Viele Nachrichten werden heute schon per E-Mail übermittelt – aber ganz ohne Briefbogen und Kuvert kommen selbst Computerfreaks nicht aus. Wer befürchtet, dass seine Korrespondenz auf dem Postweg zu gemächlich ans Ziel gelangt, kann sie seit letztem Herbst per Premium-Brief verschicken. Als ideale Versandform wenn’s eilt beworben, soll das Premium-Service der Post Inlandsbriefen durch „vorrangige Behandlung ... von der Aufgabe bis zur Zustellung ... Beine machen“.

Premium-Kleber

Will man es in Anspruch nehmen, muss man einen Premium-Kleber (erhältlich in Postämtern) auf dem frankierten Kuvert anbringen und den Brief so wie andere Sendungen auch entweder im Postamt abgeben oder in einen Briefkasten einwerfen.
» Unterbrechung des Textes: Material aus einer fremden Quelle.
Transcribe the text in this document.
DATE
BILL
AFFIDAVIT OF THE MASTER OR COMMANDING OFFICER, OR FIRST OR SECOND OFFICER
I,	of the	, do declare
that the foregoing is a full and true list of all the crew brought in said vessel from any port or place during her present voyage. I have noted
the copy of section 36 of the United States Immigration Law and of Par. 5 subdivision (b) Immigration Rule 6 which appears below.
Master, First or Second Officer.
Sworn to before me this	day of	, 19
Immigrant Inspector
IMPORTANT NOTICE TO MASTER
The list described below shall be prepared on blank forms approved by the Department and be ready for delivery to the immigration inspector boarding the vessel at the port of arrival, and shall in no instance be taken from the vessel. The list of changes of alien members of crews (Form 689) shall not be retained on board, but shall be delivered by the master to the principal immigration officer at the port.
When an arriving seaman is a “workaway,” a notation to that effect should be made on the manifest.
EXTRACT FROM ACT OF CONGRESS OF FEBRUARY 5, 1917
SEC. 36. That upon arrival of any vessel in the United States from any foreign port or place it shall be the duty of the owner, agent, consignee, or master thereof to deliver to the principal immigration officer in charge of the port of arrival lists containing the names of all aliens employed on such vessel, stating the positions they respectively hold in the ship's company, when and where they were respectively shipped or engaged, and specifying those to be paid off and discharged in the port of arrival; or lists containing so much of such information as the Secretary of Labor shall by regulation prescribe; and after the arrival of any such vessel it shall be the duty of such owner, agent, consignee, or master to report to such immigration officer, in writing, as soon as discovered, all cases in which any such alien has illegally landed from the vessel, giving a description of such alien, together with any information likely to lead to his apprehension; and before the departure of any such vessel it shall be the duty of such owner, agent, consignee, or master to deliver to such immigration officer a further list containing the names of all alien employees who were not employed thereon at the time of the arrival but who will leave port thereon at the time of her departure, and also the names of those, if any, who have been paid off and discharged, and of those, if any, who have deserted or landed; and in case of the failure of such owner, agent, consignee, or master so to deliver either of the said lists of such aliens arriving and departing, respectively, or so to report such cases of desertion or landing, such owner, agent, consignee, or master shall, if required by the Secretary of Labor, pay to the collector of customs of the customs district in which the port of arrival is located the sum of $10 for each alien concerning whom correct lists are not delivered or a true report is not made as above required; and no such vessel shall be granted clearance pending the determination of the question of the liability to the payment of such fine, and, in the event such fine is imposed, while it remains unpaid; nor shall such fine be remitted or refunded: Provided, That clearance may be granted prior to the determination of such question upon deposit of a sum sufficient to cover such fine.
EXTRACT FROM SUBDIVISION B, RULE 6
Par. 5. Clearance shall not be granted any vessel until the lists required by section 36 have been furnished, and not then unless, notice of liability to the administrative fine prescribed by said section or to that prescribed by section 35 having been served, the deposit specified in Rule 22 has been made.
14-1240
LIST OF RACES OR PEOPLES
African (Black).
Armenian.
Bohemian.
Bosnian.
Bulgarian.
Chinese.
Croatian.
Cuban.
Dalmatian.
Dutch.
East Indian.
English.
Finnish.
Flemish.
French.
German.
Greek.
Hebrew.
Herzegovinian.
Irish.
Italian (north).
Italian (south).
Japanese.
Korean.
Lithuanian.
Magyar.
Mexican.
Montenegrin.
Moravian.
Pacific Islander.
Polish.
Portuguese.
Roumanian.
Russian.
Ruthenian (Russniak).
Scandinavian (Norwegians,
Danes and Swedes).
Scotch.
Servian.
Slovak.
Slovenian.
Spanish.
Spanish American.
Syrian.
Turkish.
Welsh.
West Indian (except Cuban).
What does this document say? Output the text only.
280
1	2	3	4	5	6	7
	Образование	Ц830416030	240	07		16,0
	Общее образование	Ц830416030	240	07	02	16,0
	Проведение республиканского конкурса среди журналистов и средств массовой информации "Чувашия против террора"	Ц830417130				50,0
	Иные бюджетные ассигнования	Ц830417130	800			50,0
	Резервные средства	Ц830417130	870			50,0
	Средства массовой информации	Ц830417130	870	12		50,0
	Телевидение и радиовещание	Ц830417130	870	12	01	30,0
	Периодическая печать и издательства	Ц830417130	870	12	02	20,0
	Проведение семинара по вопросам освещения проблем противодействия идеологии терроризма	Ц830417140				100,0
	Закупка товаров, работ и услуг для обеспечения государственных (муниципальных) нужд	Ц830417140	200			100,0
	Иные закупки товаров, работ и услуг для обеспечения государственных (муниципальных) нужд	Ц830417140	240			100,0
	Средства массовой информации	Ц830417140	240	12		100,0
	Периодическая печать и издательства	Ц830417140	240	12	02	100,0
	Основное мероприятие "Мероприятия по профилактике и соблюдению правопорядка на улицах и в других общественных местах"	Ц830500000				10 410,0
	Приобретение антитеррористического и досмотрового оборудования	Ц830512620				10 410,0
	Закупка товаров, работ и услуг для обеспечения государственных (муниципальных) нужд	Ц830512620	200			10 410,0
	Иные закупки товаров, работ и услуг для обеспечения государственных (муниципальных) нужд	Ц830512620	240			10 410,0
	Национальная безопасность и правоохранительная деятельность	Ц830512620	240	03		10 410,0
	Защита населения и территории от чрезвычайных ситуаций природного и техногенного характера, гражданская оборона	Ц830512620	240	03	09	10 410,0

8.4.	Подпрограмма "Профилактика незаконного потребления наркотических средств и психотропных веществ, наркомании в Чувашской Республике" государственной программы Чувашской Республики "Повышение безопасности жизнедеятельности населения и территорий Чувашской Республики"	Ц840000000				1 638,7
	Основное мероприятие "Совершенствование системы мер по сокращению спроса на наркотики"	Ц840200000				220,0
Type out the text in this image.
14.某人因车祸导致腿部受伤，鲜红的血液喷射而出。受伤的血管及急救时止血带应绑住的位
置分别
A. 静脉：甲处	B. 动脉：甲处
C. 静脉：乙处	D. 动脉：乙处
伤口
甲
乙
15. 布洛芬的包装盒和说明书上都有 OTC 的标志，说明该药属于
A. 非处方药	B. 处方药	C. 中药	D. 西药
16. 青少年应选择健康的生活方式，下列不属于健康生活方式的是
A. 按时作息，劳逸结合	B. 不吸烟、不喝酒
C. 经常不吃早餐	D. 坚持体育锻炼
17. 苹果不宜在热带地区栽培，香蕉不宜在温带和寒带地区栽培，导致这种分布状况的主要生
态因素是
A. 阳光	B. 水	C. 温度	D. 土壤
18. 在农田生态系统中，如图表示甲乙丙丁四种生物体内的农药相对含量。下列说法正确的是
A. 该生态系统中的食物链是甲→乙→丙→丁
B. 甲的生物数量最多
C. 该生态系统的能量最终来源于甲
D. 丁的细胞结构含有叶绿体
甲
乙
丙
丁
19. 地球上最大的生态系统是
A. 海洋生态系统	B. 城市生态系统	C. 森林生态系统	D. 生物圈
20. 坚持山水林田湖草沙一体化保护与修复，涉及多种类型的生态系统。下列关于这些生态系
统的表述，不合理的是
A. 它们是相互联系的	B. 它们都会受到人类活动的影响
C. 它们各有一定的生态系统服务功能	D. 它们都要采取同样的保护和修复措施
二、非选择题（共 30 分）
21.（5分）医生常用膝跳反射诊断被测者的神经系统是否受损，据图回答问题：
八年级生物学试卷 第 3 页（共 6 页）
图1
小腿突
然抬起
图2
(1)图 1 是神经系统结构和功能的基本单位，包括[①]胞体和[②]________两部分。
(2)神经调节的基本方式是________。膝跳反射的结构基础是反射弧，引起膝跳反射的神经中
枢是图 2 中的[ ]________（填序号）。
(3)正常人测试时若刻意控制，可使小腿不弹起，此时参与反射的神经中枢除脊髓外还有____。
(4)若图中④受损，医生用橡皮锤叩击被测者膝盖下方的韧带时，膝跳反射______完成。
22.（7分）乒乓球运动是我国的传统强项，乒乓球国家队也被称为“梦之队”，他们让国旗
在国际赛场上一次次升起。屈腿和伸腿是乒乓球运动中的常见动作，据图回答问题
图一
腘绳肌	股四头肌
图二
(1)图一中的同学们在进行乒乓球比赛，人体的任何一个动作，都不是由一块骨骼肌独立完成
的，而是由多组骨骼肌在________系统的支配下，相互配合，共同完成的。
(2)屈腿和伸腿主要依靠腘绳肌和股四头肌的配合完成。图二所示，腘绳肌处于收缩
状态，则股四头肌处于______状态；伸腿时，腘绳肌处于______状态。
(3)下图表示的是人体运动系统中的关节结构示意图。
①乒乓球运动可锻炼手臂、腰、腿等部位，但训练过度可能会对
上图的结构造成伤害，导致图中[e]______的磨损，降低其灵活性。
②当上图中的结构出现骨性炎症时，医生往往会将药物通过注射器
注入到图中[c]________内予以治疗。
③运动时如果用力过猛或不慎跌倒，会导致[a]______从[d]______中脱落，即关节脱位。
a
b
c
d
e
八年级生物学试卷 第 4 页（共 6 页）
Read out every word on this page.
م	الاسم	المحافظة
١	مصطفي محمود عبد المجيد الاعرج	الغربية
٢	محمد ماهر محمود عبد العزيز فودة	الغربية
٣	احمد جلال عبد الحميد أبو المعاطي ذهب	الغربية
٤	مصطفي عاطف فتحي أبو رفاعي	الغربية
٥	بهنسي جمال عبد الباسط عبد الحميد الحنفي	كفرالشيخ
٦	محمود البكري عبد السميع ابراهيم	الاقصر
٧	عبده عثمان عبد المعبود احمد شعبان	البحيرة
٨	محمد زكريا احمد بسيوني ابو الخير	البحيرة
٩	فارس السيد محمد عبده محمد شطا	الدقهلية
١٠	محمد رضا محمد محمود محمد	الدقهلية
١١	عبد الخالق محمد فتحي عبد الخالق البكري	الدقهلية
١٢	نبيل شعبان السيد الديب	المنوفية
So weit, so gut. Aber was konkret heißt vorrangige Behandlung, wie schnell ist so ein Brief unterwegs? Was macht den Unterschied zu einem normalen Brief aus? Das fragen sich viele Konsumenten. Pro Premium-Kleber sind immerhin 1,45 Euro (20 Schilling) zu bezahlen, das Porto kommt noch dazu. Ein Premium-Brief bis zu 20 Gramm kostet mit 1,96 Euro (27 Schilling) rund viermal so viel wie sein nicht bevorzugt behandeltes Pendant.